I think perhaps the reason "Primary Colors" didn't have staying power is that it was such a product of its time.

Klein drew barely concealed sketches of real-life political players and personalities, leaving no doubt who was standing in for who when it came to the film version -- Billy Bob Thornton as high-strung redneck campaign manager Richard Jemmons, aka James Carville; Emma Thompson as the ambitious political wife who resents subsisting in her husband's shadow, a la Hillary Clinton; Caroline Aaron as domineering Clinton "Friend of Hillary" Susan Thomases, and so forth.

And, of course, Travolta was doing a spot-on impersonation of Bill Clinton, right down to the rolly-polly physique and salt-and-pepper pompadour. He nails Clinton's obsequious speech patterns, the way he piles on the sugary Southern accent and makes everyone in the room feel like he's talking directly to them.

So audiences saw all this and regarded it, perhaps not incorrectly at the time, as "the Clinton movie."
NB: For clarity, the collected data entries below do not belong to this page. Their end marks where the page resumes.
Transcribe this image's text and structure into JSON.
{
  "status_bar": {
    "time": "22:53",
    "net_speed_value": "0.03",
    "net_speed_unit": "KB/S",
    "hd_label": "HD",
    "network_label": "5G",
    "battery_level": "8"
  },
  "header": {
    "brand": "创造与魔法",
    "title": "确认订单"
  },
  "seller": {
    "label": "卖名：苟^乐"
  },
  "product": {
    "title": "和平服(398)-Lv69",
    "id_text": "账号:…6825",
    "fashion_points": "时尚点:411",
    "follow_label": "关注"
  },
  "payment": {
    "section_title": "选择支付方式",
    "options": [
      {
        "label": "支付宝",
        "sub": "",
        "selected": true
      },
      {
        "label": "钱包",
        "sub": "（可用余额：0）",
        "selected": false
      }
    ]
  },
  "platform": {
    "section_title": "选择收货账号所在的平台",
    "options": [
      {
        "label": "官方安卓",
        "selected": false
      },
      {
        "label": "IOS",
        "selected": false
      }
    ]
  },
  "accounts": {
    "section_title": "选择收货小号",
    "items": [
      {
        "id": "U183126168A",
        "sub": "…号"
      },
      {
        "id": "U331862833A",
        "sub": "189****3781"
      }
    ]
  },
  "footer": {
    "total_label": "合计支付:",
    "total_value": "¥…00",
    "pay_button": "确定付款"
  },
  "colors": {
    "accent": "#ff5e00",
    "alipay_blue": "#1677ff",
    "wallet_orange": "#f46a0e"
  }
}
With the passing of years and some distance, though, the film takes on its own character and weight, like a bottle of wine that seemed bitter when it was bottled and has only grown richer with time.

It's notable that the one important character without a direct correlation to real life is also the most interesting, and pivotal. Kathy Bates' Libby Holden, the Stanton's longtime friend and self-described "dust buster," doesn't even show up until nearly an hour into the film. Her job is to put down any dirt about Jack Stanton that crops up, as harshly as possible.
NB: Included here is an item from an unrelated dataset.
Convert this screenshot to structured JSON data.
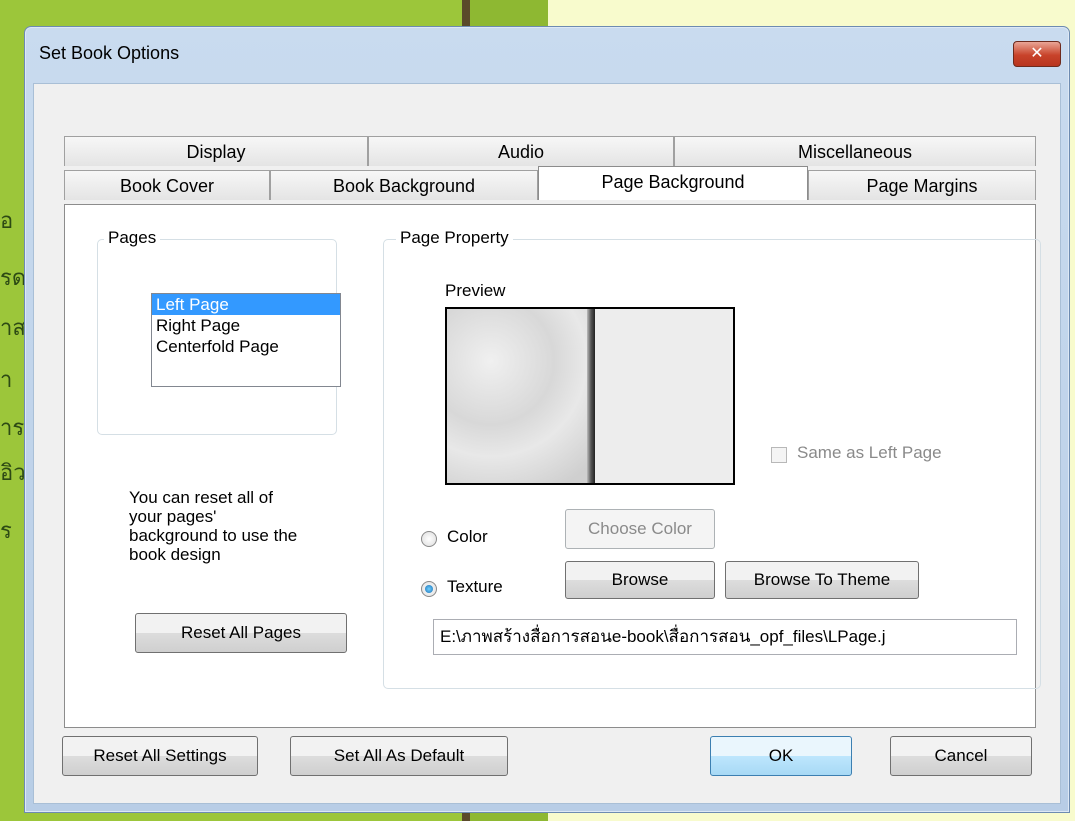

In perhaps the film's most famous scene, Libby holds a gun to the privates of a sleazy attorney who has fabricated a recording of Stanton speaking to a woman claiming to be his mistress. It's a blowsy, chaotic, terrifically funny scene, though completely ludicrous.
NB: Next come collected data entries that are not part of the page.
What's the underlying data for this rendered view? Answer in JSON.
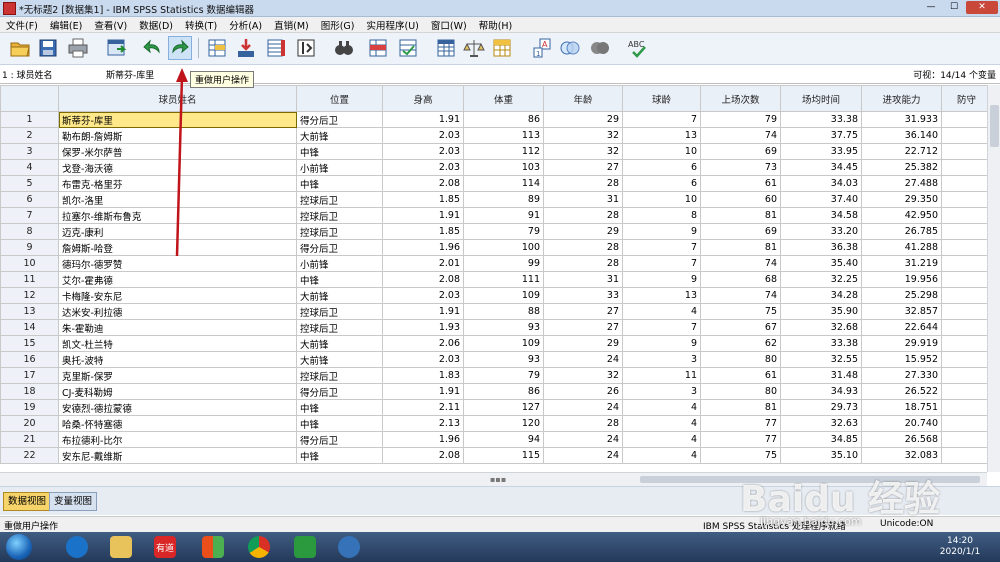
{
  "window": {
    "title": "*无标题2 [数据集1] - IBM SPSS Statistics 数据编辑器",
    "min": "—",
    "max": "☐",
    "close": "✕"
  },
  "menu": [
    "文件(F)",
    "编辑(E)",
    "查看(V)",
    "数据(D)",
    "转换(T)",
    "分析(A)",
    "直销(M)",
    "图形(G)",
    "实用程序(U)",
    "窗口(W)",
    "帮助(H)"
  ],
  "toolbar": {
    "icons": [
      "open-icon",
      "save-icon",
      "print-icon",
      "recall-dialog-icon",
      "undo-icon",
      "redo-icon",
      "goto-case-icon",
      "goto-variable-icon",
      "variables-icon",
      "run-descriptives-icon",
      "find-icon",
      "insert-cases-icon",
      "insert-variable-icon",
      "split-file-icon",
      "weight-cases-icon",
      "select-cases-icon",
      "value-labels-icon",
      "use-sets-icon",
      "show-all-variables-icon",
      "spelling-icon"
    ],
    "tooltip": "重做用户操作"
  },
  "cellbar": {
    "ref": "1 : 球员姓名",
    "value": "斯蒂芬-库里",
    "visible": "可视：14/14 个变量"
  },
  "columns": [
    "球员姓名",
    "位置",
    "身高",
    "体重",
    "年龄",
    "球龄",
    "上场次数",
    "场均时间",
    "进攻能力",
    "防守"
  ],
  "rows": [
    [
      "1",
      "斯蒂芬-库里",
      "得分后卫",
      "1.91",
      "86",
      "29",
      "7",
      "79",
      "33.38",
      "31.933"
    ],
    [
      "2",
      "勒布朗-詹姆斯",
      "大前锋",
      "2.03",
      "113",
      "32",
      "13",
      "74",
      "37.75",
      "36.140"
    ],
    [
      "3",
      "保罗-米尔萨普",
      "中锋",
      "2.03",
      "112",
      "32",
      "10",
      "69",
      "33.95",
      "22.712"
    ],
    [
      "4",
      "戈登-海沃德",
      "小前锋",
      "2.03",
      "103",
      "27",
      "6",
      "73",
      "34.45",
      "25.382"
    ],
    [
      "5",
      "布雷克-格里芬",
      "中锋",
      "2.08",
      "114",
      "28",
      "6",
      "61",
      "34.03",
      "27.488"
    ],
    [
      "6",
      "凯尔-洛里",
      "控球后卫",
      "1.85",
      "89",
      "31",
      "10",
      "60",
      "37.40",
      "29.350"
    ],
    [
      "7",
      "拉塞尔-维斯布鲁克",
      "控球后卫",
      "1.91",
      "91",
      "28",
      "8",
      "81",
      "34.58",
      "42.950"
    ],
    [
      "8",
      "迈克-康利",
      "控球后卫",
      "1.85",
      "79",
      "29",
      "9",
      "69",
      "33.20",
      "26.785"
    ],
    [
      "9",
      "詹姆斯-哈登",
      "得分后卫",
      "1.96",
      "100",
      "28",
      "7",
      "81",
      "36.38",
      "41.288"
    ],
    [
      "10",
      "德玛尔-德罗赞",
      "小前锋",
      "2.01",
      "99",
      "28",
      "7",
      "74",
      "35.40",
      "31.219"
    ],
    [
      "11",
      "艾尔-霍弗德",
      "中锋",
      "2.08",
      "111",
      "31",
      "9",
      "68",
      "32.25",
      "19.956"
    ],
    [
      "12",
      "卡梅隆-安东尼",
      "大前锋",
      "2.03",
      "109",
      "33",
      "13",
      "74",
      "34.28",
      "25.298"
    ],
    [
      "13",
      "达米安-利拉德",
      "控球后卫",
      "1.91",
      "88",
      "27",
      "4",
      "75",
      "35.90",
      "32.857"
    ],
    [
      "14",
      "朱-霍勒迪",
      "控球后卫",
      "1.93",
      "93",
      "27",
      "7",
      "67",
      "32.68",
      "22.644"
    ],
    [
      "15",
      "凯文-杜兰特",
      "大前锋",
      "2.06",
      "109",
      "29",
      "9",
      "62",
      "33.38",
      "29.919"
    ],
    [
      "16",
      "奥托-波特",
      "大前锋",
      "2.03",
      "93",
      "24",
      "3",
      "80",
      "32.55",
      "15.952"
    ],
    [
      "17",
      "克里斯-保罗",
      "控球后卫",
      "1.83",
      "79",
      "32",
      "11",
      "61",
      "31.48",
      "27.330"
    ],
    [
      "18",
      "CJ-麦科勒姆",
      "得分后卫",
      "1.91",
      "86",
      "26",
      "3",
      "80",
      "34.93",
      "26.522"
    ],
    [
      "19",
      "安德烈-德拉蒙德",
      "中锋",
      "2.11",
      "127",
      "24",
      "4",
      "81",
      "29.73",
      "18.751"
    ],
    [
      "20",
      "哈桑-怀特塞德",
      "中锋",
      "2.13",
      "120",
      "28",
      "4",
      "77",
      "32.63",
      "20.740"
    ],
    [
      "21",
      "布拉德利-比尔",
      "得分后卫",
      "1.96",
      "94",
      "24",
      "4",
      "77",
      "34.85",
      "26.568"
    ],
    [
      "22",
      "安东尼-戴维斯",
      "中锋",
      "2.08",
      "115",
      "24",
      "4",
      "75",
      "35.10",
      "32.083"
    ]
  ],
  "tabs": [
    "数据视图",
    "变量视图"
  ],
  "status": {
    "left": "重做用户操作",
    "processor": "IBM SPSS Statistics 处理程序就绪",
    "encoding": "Unicode:ON"
  },
  "taskbar": {
    "apps": [
      "sogou-icon",
      "file-explorer-icon",
      "youdao-icon",
      "office-icon",
      "chrome-icon",
      "wps-icon",
      "spss-icon"
    ],
    "youdao_label": "有道",
    "time": "14:20",
    "date": "2020/1/1"
  },
  "watermark": {
    "brand": "Baidu 经验",
    "url": "jingyan.baidu.com"
  }
}
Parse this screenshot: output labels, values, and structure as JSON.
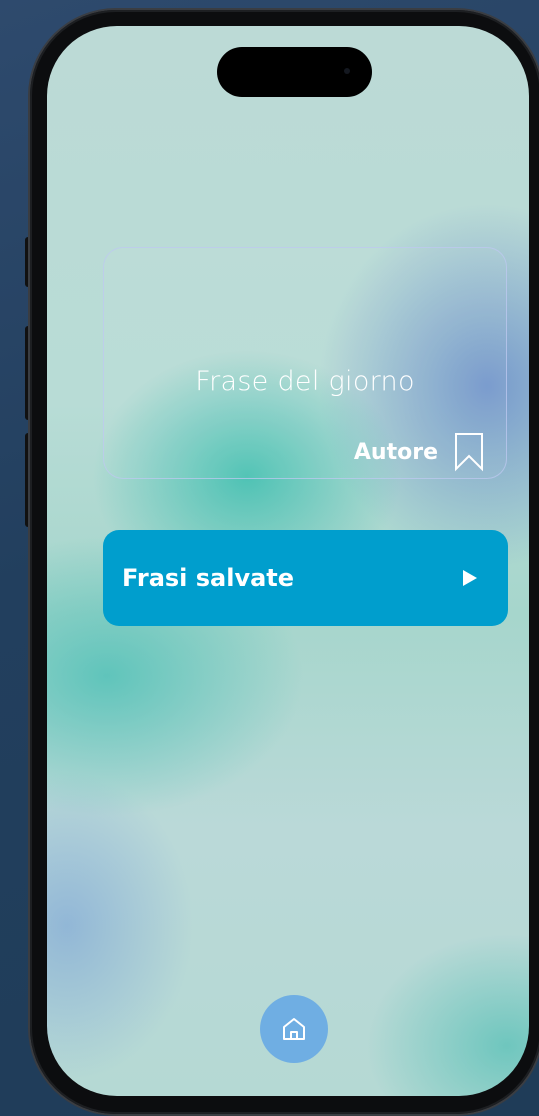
{
  "quote_card": {
    "phrase": "Frase del giorno",
    "author": "Autore",
    "bookmark_icon": "bookmark-icon"
  },
  "saved_phrases": {
    "label": "Frasi salvate",
    "arrow_icon": "play-arrow-icon"
  },
  "bottom_nav": {
    "home_icon": "home-icon"
  },
  "colors": {
    "primary_button": "#009ecd",
    "home_button": "#6faee3",
    "text": "#ffffff",
    "card_border": "#bec8f0"
  }
}
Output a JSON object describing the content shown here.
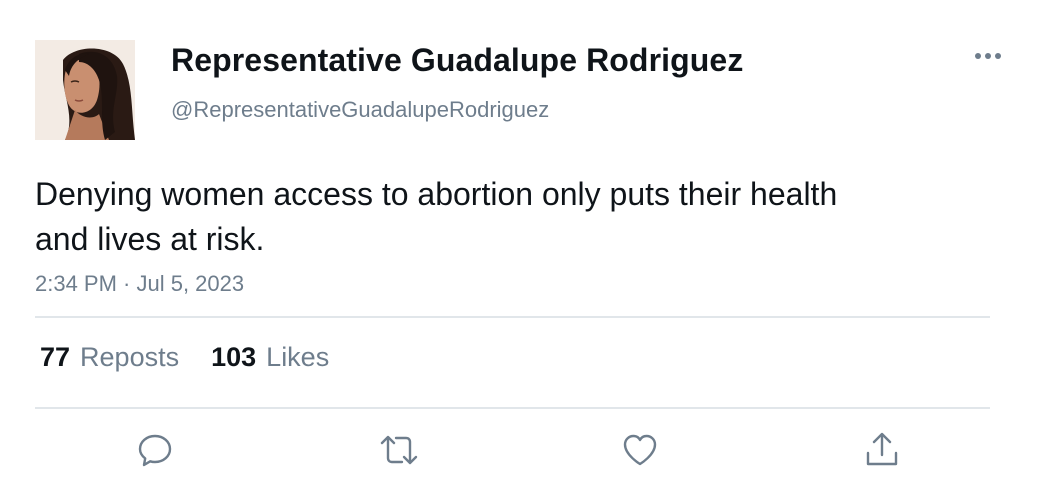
{
  "tweet": {
    "author": {
      "display_name": "Representative Guadalupe Rodriguez",
      "handle": "@RepresentativeGuadalupeRodriguez"
    },
    "text": "Denying women access to abortion only puts their health and lives at risk.",
    "timestamp": "2:34 PM · Jul 5, 2023",
    "stats": {
      "reposts_count": "77",
      "reposts_label": "Reposts",
      "likes_count": "103",
      "likes_label": "Likes"
    }
  },
  "icons": {
    "more": "more-horizontal-icon",
    "reply": "reply-bubble-icon",
    "repost": "repost-arrows-icon",
    "like": "heart-icon",
    "share": "share-upload-icon"
  },
  "colors": {
    "text_primary": "#0f1419",
    "text_secondary": "#6e7d8c",
    "divider": "#e1e6ea"
  }
}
A proud, loud lesbian woman, Libby shows up in Stanton's down-home campaign headquarters, wearing a Stetson hat and throwing the f-word around liberally among the genteel Southern ladies. She perches herself in Henry's office and surveys the roomful of campaign workers through the window, selecting a comely young gal with a pixie haircut to be her personal assistant, and lover -- as if the latter were automatically part of the job description of the former.

The trashy Jemmons, who had earlier and spectacularly unsuccessfully tried to pick up the same girl, at least had the decency to make a personal (if unappealing) appeal.

Libby just sort of blows into the movie like an Arkansas twister, wrecking things left and right and sucking up all the air wherever she goes. In her own caustic way, she's every bit as engaging a figure as Stanton himself.

She ends up making the choice that Henry couldn't, and taking it a step further -- sacrificing herself to save both Stanton's political viability and her own blazing sense of right and wrong, carefully though she does conceal it.

And we mustn't forget that Libby, as we are reminded several times, has been in and out of mental institutions. I think "Primary Colors" says something by having the character who'd been in the loony bin be the one who chooses the path of righteous indignation.

The non-crazies usually end up living with the grubby compromises.